Una domanda che ho ricevuto: Se i Kabbalisti desiderassero parlarci del Mondo Superiore, allora perché lo descrivono usando le parole del nostro mondo e a causa di questo ci confondono?

La mia risposta: I Kabbalisti comunicano con noi nel “linguaggio dei rami”. La scienza della Kabbalah è scritta per quelli che hanno un punto nel cuore, cioè per le persone che desiderano ardentemente rivelare la spiritualità, il Mondo Superiore.

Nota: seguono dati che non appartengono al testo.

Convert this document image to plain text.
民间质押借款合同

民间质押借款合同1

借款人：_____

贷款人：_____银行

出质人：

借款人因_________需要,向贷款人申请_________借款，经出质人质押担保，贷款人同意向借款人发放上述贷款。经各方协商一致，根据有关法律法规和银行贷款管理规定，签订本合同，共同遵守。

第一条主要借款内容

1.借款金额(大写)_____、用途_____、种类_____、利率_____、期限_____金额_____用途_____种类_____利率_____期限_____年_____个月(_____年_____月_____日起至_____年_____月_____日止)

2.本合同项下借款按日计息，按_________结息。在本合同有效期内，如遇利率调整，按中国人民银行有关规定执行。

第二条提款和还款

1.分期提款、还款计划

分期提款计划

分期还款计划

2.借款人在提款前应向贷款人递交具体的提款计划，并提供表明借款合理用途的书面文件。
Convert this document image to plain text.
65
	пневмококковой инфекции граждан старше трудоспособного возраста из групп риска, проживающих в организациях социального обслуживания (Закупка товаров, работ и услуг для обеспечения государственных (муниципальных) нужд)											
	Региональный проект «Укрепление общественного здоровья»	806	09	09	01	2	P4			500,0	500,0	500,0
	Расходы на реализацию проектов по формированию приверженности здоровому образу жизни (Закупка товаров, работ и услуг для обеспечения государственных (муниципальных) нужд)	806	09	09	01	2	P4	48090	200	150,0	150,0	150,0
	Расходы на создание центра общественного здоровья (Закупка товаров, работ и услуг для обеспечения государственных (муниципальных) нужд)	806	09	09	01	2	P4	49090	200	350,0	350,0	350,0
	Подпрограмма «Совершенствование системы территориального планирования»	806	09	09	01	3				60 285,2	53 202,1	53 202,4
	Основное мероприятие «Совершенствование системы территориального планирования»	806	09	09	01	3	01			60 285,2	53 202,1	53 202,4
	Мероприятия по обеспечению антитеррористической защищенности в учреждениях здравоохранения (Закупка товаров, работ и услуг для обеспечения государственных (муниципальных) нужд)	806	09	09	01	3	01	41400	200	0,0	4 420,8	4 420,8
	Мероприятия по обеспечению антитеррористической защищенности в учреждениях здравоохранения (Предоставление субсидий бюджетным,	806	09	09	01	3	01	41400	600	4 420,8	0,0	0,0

Loro non sanno cosa sia, ma ciò nonostante, aspirano ad essa.

Puoi prendere un libro Kabbalistico e leggerlo come se stessi leggendo riguardo a qualcosa che esiste in questo mondo; tuttavia così facendo, cerca di immaginare costantemente che qualsiasi cosa tu stia leggendo esiste nel Mondo Superiore nell’immagine forze e proprietà, ricezione e dazione e nient’altro. Ecco perché Baal HaSulam definisce ogni parola del nostro mondo fornendo il suo significato nel Mondo Superiore.

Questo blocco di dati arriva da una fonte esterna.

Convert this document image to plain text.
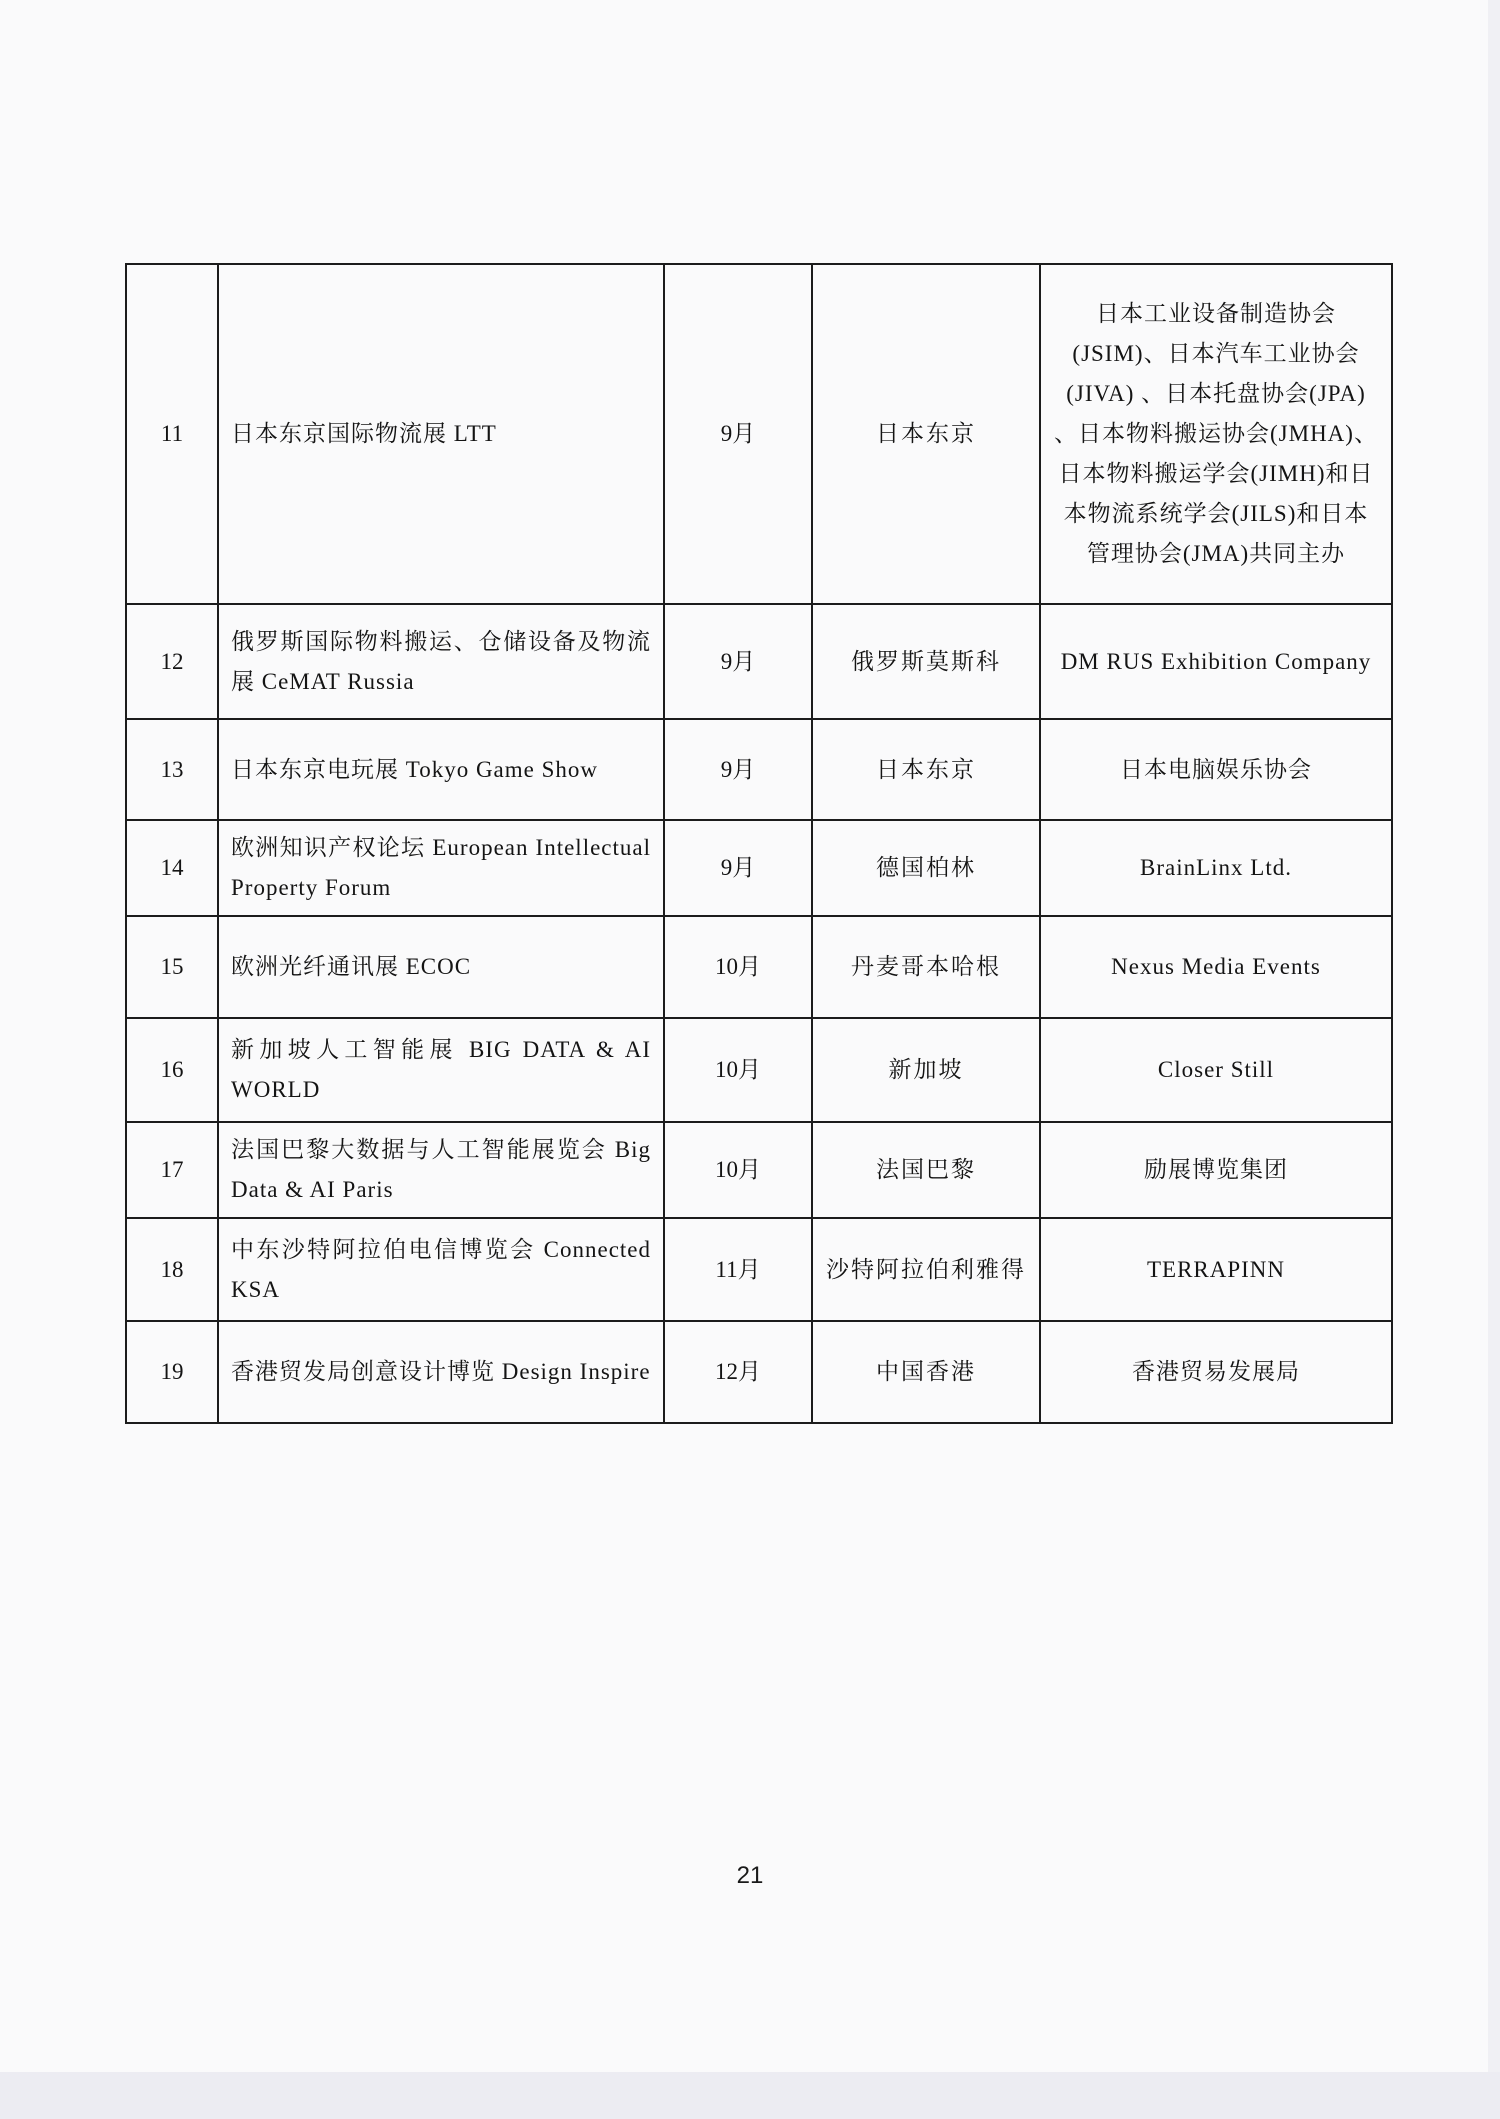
11	日本东京国际物流展 LTT	9月	日本东京	日本工业设备制造协会(JSIM)、日本汽车工业协会(JIVA) 、日本托盘协会(JPA) 、日本物料搬运协会(JMHA)、日本物料搬运学会(JIMH)和日本物流系统学会(JILS)和日本管理协会(JMA)共同主办
12	俄罗斯国际物料搬运、仓储设备及物流展 CeMAT Russia	9月	俄罗斯莫斯科	DM RUS Exhibition Company
13	日本东京电玩展 Tokyo Game Show	9月	日本东京	日本电脑娱乐协会
14	欧洲知识产权论坛 European Intellectual Property Forum	9月	德国柏林	BrainLinx Ltd.
15	欧洲光纤通讯展 ECOC	10月	丹麦哥本哈根	Nexus Media Events
16	新加坡人工智能展 BIG DATA & AI WORLD	10月	新加坡	Closer Still
17	法国巴黎大数据与人工智能展览会 Big Data & AI Paris	10月	法国巴黎	励展博览集团
18	中东沙特阿拉伯电信博览会 Connected KSA	11月	沙特阿拉伯利雅得	TERRAPINN
19	香港贸发局创意设计博览 Design Inspire	12月	中国香港	香港贸易发展局
21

Se aspiro a vedere questa immagine, allora dov’è? Non è da qualche parte in paradiso, è dentro di me. Cioè, un libro kabbalistico parla delle mie forze interiori, del mondo dentro di me. In generale, il libro parla solo di me; tutto esiste dentro di me: la gente e gli animali, il sole, la luna ed il Partzufim spirituale.

Tuttavia, quando immagino tutto questo dentro di me, io devo anche desiderare che la Luce venga e corregga questa immagine dentro di me, che mi faccia vedere e sentire queste forze dell’amore e della dazione. Io desidero rivelare non solo questa dazione, ma anche la forza che governa tutto: il Creatore.

Per riuscirci, devo immaginare che anche la gente intorno a me in questo mondo esista dentro di me. Non c’è nient’altro; le mie forze interiori sono semplicemente tutto. Comincia ad immaginare che tu adesso ti connetti con tutte queste persone, cioè, con tutte questa forze dentro di te. Quando cominci costantemente a lavorare con questo libro in questa maniera, esso ti dirigerà verso la dazione. In questo modo, risveglierai la vera immagine e la attirerai più vicina a te. Ciò è chiamato “attrarre la Luce che Riforma”.

Un libro kabbalistico non solo ci aiuta a rivelare ciò che esiste in ognuno di noi, esso ci insegna anche come acuire la nostra visione, in modo tale da rivelare tutti i mondi, l’intero universo e tutta la realtà dentro di noi. Non c’è niente all’esterno. Ecco perché la Kabbalah è chiamata la scienza interiore.

L’esilio è un grado spirituale

Lo Zohar, Capitolo Vaigash (Ieudà gli si avvicinò), articolo 120: … Ed è anche scritto, “Io discenderò con te in Egitto”, cioè la Divinità discese in esilio con lui, e in tutti i lati in cui Israele fu esiliato, la Divinità si esiliò con essi.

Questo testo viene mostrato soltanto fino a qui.